Junk Trees

by Kristen Staby Rembold

Painting by Susan Tekulve

Sweat equity, they call it.  That’s how
to become intimate with a person, place, or thing.

The first day we came and paced this land,
all along the borderlines, white mulberries.

They’ll come back if you miss a splinter.
Little did I know how determined they can be.

A mulberry growing so close to a fencepost
is a sign of neglect, neglect being all we could afford,

and we had come to know it in many forms: cracked
window glass, crumbling wood and paint,

relatives who couldn’t call or come.
We had to struggle out of chaos ourselves.

~

Here is the place I put in my shovel to dig for mulberry’s taproot,
yellow as sin, long as the sapling itself,

longer perhaps than our history together, its rootlets
running for feet underground, turning off

at odd angles like the rural highways
leading to this place we’ve come.

One has to shovel out old cinderblock
along with rich, red, fertile clay.

By now, I’ve learned to admire the mulberry’s
tenaciousness, to recognize and love its curious, distinctive leaves.
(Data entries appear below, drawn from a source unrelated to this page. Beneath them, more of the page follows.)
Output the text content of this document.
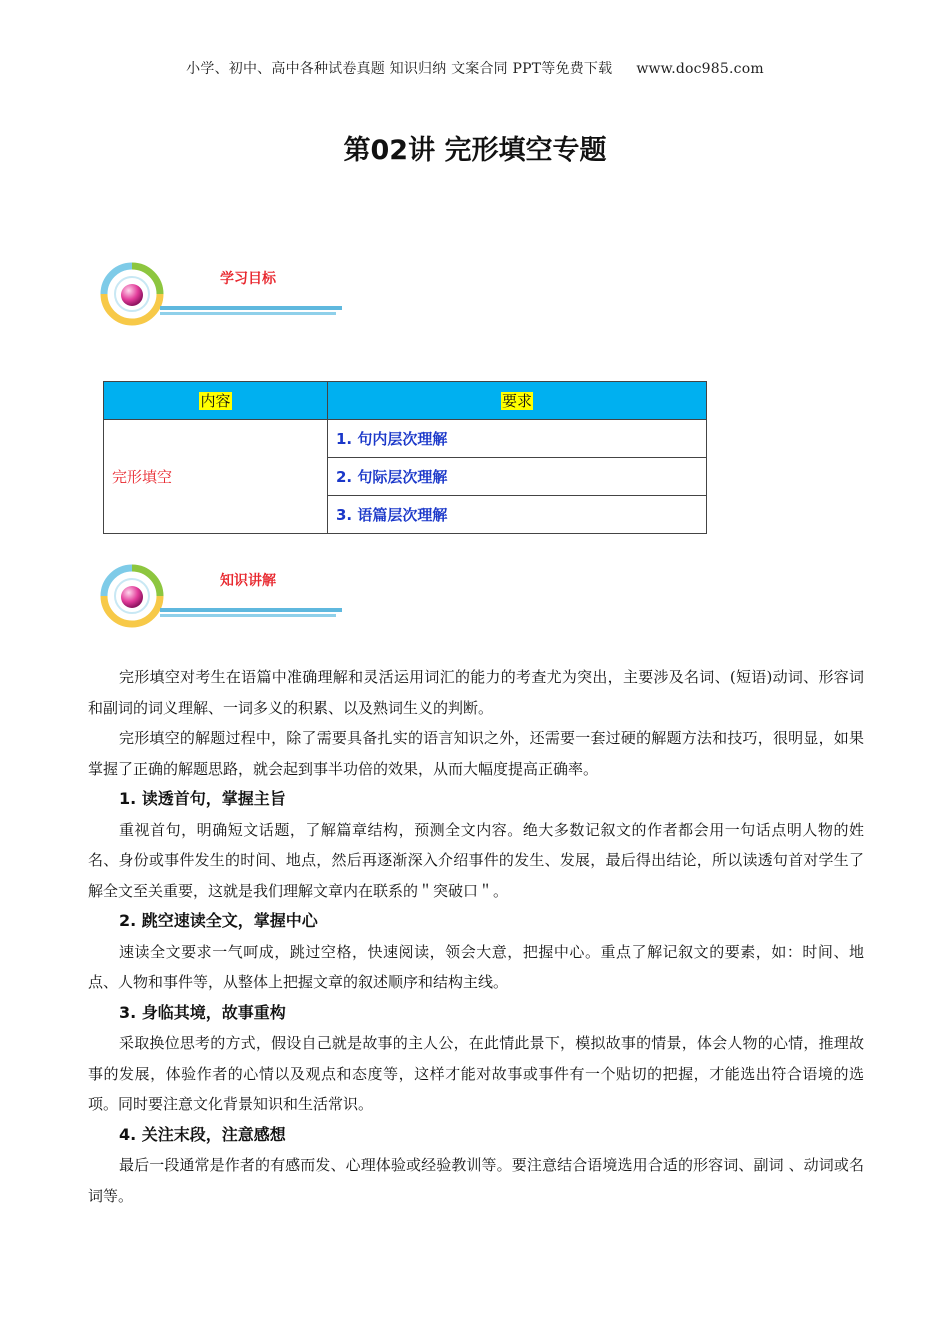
小学、初中、高中各种试卷真题 知识归纳 文案合同 PPT等免费下载 www.doc985.com
第02讲 完形填空专题
学习目标
内容	要求
完形填空	1. 句内层次理解
	2. 句际层次理解
	3. 语篇层次理解
知识讲解

完形填空对考生在语篇中准确理解和灵活运用词汇的能力的考查尤为突出，主要涉及名词、(短语)动词、形容词和副词的词义理解、一词多义的积累、以及熟词生义的判断。

完形填空的解题过程中，除了需要具备扎实的语言知识之外，还需要一套过硬的解题方法和技巧，很明显，如果掌握了正确的解题思路，就会起到事半功倍的效果，从而大幅度提高正确率。

1. 读透首句，掌握主旨

重视首句，明确短文话题，了解篇章结构，预测全文内容。绝大多数记叙文的作者都会用一句话点明人物的姓名、身份或事件发生的时间、地点，然后再逐渐深入介绍事件的发生、发展，最后得出结论，所以读透句首对学生了解全文至关重要，这就是我们理解文章内在联系的＂突破口＂。

2. 跳空速读全文，掌握中心

速读全文要求一气呵成，跳过空格，快速阅读，领会大意，把握中心。重点了解记叙文的要素，如：时间、地点、人物和事件等，从整体上把握文章的叙述顺序和结构主线。

3. 身临其境，故事重构

采取换位思考的方式，假设自己就是故事的主人公，在此情此景下，模拟故事的情景，体会人物的心情，推理故事的发展，体验作者的心情以及观点和态度等，这样才能对故事或事件有一个贴切的把握，才能选出符合语境的选项。同时要注意文化背景知识和生活常识。

4. 关注末段，注意感想

最后一段通常是作者的有感而发、心理体验或经验教训等。要注意结合语境选用合适的形容词、副词 、动词或名词等。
We knew this the moment we first saw it,
how we would come to work together, my husband and I.

Kristen Staby Rembold is the author of two books of poetry, Music Lesson, 2019, and What Used to be Country, forthcoming in January 2023, both from Future Cycle Press. She has also published two poetry chapbooks and a novel, Felicity. Her writing is forthcoming or has appeared in numerous periodicals, including Smartish Pace, Appalachia, The Hopper, Crab Orchard Review, The Ekphrastic Review, Cider Press Review, Radar Poetry, Blueline, and Literary Mama.